O mar é para todos, o rio também


Li tardiamente Feliz Ano Velho, do Marcelo Rubens Paiva. Já nas primeiras linhas, quando ele descreve a sensação libertadora e incrível de estar à beira do rio com os amigos brincando naquele espaço, voltei a ser criança.

Nova Erechim, lá por 1993. Uma muvuca similar aos dias mais agitados da Praia Brava, com o cheiro de peixe de água doce borbulhando na panela de fritura, polenta sendo preparada no fogareiro e barracas de acampamento para todos os lados. Garotos brincando de Tarzan numa corda pendurada na árvore mais alta perto do Rio Burro Branco. Eles se jogavam de lá enquanto eu e os mais novos só podíamos ficar observando com bóias nos dois braços e uma admiração incrível por aqueles meninos-heróicos que ansiavam pelo impacto com a água mais uma vez.
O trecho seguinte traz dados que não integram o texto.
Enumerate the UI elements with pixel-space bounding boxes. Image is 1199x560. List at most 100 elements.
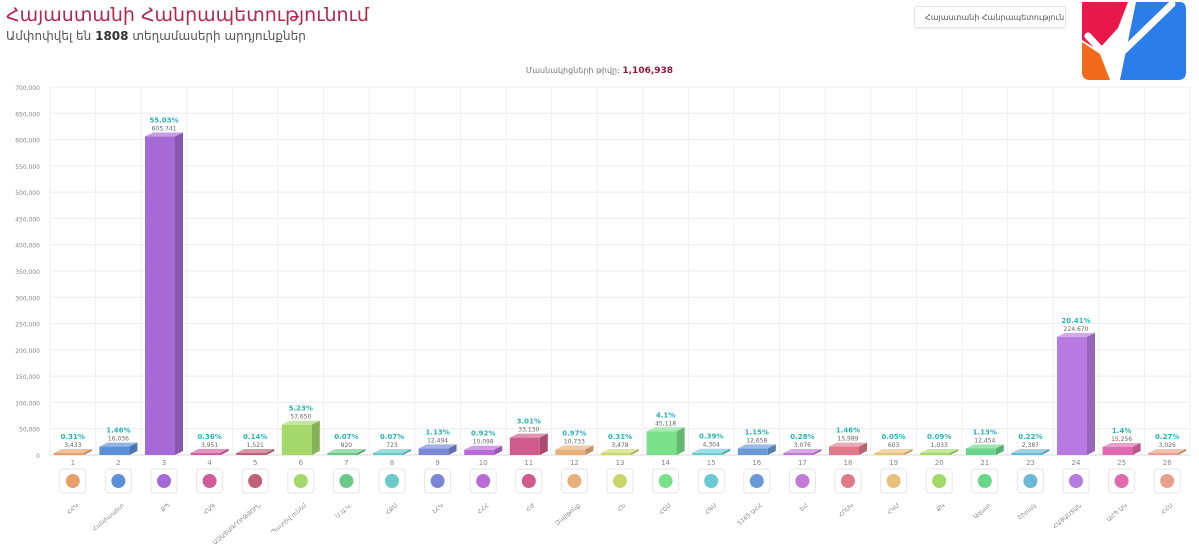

As doces águas do Oeste e os campings que se formaram a sua volta até hoje abrigam centenas de famílias nos feriados, que se reúnem para estar perto do rio. Não tem apartamento, ar condicionado, cama box. Mas tem o rio, o mato, as crianças brincando com o pé na grama, o chimarrão dividido e o sabor da comida.

Mais de 20 anos depois, vivo no Vale do Itajaí. Uma região que só tem esse nome por conta do rio que corta as suas cidades. Repito, sempre e muito: vivo na cidade onde o rio faz curva e onde as pessoas ainda não perceberam a beleza e o potencial dessa gentileza da natureza.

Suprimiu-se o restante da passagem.